The number of international pension and savings plans (IPPs and ISPs) has soared in the last couple of years, a recent study has revealed.
Research from Willis Towers Watson encompassing 988 IPPs and ISPs shows that assets under management for these schemes has increased to $17.2bn (£12.4bn, €14.2bn) in 2020, from $15.8bn in 2019.
There was a 13% rise last year in the number of IPPs being offered as a safer option in locations with challenging economies, even though they were originally aimed at the expat population.
Michael Brough, senior director in Willis Towers Watson’s global services and solutions group, said: “Many large multinationals, charities, and international governmental organisations find it challenging to offer good savings and pensions benefits to their global staff.
“Local pension systems may be exposed to high economic insecurity, or they may not allow expats to join. These flexible cross-border schemes are continuing to strengthen their position in the market, and we expect that to continue in 2021.”
‘Safe harbour’
The Willis Tower Watson research also discovered that IPPs and ISPs proved to be highly flexible in adapting to the financial pressures caused by the outbreak of covid-19.

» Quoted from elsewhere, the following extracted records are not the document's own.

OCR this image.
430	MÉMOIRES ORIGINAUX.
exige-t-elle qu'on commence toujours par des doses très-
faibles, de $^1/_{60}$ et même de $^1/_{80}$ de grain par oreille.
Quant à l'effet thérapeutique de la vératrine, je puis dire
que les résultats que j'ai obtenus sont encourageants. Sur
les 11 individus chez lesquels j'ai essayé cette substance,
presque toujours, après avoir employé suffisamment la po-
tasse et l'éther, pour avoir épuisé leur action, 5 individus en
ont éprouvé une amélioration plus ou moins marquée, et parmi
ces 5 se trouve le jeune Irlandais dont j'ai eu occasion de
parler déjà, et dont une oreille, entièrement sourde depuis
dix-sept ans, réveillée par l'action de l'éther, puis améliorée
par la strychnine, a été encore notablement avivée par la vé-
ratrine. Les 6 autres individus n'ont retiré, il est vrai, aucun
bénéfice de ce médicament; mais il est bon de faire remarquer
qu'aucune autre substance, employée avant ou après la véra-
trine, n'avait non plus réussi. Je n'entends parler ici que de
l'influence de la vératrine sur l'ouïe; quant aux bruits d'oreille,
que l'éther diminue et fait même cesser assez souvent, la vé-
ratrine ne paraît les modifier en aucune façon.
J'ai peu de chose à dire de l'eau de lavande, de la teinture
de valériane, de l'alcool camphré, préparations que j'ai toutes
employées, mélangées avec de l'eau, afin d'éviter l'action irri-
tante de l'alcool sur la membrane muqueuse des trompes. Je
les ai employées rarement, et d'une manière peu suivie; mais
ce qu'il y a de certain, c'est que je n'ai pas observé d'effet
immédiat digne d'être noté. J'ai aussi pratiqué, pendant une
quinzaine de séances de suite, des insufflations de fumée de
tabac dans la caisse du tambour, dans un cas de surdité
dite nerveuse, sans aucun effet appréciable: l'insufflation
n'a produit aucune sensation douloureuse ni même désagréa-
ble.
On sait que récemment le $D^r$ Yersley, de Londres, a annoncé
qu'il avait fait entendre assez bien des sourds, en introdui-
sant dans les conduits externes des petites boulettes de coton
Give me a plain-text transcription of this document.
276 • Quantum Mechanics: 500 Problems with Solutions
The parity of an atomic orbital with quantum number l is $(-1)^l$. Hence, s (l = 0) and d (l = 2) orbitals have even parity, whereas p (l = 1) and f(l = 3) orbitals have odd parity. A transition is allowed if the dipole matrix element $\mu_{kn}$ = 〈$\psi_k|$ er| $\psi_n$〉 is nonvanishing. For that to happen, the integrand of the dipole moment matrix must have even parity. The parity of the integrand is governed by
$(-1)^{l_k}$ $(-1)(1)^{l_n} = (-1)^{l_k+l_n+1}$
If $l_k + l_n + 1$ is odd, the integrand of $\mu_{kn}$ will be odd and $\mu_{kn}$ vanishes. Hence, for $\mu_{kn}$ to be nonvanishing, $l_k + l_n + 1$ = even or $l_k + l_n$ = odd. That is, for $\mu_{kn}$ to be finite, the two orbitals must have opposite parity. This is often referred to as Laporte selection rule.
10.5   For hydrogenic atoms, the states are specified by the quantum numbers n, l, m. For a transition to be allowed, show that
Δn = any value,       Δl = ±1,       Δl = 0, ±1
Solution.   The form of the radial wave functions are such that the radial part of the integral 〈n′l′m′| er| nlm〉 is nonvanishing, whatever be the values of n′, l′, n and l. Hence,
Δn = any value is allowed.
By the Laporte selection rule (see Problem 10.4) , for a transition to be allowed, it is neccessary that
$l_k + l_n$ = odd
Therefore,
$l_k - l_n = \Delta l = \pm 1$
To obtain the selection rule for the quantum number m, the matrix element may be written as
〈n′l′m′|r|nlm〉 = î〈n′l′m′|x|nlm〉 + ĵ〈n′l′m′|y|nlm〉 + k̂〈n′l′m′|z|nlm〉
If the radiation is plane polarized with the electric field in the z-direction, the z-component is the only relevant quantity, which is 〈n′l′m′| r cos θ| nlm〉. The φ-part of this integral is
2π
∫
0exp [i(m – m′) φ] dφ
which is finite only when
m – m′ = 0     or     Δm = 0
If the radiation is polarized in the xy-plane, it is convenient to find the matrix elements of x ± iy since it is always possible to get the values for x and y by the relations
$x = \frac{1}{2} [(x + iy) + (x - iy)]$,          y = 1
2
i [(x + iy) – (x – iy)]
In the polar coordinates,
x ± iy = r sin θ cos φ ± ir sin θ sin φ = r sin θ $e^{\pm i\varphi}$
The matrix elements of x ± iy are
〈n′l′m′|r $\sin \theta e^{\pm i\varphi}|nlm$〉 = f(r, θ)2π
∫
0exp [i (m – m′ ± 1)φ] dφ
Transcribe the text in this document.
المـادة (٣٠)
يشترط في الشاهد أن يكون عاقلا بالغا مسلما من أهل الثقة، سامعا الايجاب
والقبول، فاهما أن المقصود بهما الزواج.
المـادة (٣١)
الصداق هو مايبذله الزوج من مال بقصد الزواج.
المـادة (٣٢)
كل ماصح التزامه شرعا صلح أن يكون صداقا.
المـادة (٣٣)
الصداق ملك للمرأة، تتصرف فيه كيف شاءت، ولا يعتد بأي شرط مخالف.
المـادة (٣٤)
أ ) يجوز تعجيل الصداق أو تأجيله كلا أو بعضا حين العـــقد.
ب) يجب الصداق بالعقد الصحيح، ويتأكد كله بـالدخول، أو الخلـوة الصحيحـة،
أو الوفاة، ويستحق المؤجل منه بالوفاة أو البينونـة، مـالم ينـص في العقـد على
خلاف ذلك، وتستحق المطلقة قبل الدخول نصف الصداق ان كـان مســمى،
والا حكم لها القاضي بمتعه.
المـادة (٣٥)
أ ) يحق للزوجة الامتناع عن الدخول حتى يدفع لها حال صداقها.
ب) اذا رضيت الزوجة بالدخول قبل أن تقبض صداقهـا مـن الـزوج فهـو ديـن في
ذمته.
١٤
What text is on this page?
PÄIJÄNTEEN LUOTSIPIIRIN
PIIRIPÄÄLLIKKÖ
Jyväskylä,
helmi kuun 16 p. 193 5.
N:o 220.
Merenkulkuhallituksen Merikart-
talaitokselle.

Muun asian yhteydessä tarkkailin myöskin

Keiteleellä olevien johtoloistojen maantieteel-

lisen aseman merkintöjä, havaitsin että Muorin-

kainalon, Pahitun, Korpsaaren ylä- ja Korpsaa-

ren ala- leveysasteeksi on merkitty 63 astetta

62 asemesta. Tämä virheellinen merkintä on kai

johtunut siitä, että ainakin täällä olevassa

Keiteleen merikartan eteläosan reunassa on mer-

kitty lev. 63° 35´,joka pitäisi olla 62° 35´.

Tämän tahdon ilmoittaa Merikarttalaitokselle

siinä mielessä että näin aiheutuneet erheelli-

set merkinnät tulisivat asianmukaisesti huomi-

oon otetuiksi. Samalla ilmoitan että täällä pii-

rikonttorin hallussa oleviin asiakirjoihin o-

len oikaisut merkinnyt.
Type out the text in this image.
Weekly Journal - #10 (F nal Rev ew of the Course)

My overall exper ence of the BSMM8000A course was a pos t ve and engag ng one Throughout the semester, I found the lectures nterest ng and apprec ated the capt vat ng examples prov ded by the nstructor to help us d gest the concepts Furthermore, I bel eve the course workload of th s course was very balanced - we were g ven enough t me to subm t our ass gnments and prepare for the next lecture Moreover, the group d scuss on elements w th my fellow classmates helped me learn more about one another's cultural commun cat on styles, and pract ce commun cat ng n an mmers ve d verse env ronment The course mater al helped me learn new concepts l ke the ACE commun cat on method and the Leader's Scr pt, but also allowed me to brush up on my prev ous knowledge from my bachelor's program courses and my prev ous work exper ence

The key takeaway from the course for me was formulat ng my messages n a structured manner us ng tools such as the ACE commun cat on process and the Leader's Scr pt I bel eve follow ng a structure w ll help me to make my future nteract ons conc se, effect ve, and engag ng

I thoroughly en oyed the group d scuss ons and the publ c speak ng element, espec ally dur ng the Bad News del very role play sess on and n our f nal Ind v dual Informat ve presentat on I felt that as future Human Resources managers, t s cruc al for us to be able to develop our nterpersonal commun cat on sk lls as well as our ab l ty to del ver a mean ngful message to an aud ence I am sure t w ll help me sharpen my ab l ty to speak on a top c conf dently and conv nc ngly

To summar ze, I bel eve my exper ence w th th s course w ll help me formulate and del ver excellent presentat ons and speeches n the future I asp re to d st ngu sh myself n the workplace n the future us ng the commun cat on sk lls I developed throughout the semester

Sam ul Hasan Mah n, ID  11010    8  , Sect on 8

As a result, Brough believes these types of retirement plans may be better placed that domestic ones, as more economies could fall victim to the pandemic this year.
“Last year, a much higher number of sovereign states defaulted on their government debt, including some, like Lebanon, for the first time,” he said. “This can have implications for savings because of bond and currency rates, and local rules around holding local bonds in local pension and savings plans.
“It is likely more defaults will happen in 2021 as countries struggle to deal with the implications of the pandemic.
“We’ve seen an uptick in demand from companies who are wary of putting their staff into pensions that may fail. They often want to find a safer harbour for workers in these high-risk environments by using cross-border plans to access global funds in hard currencies.”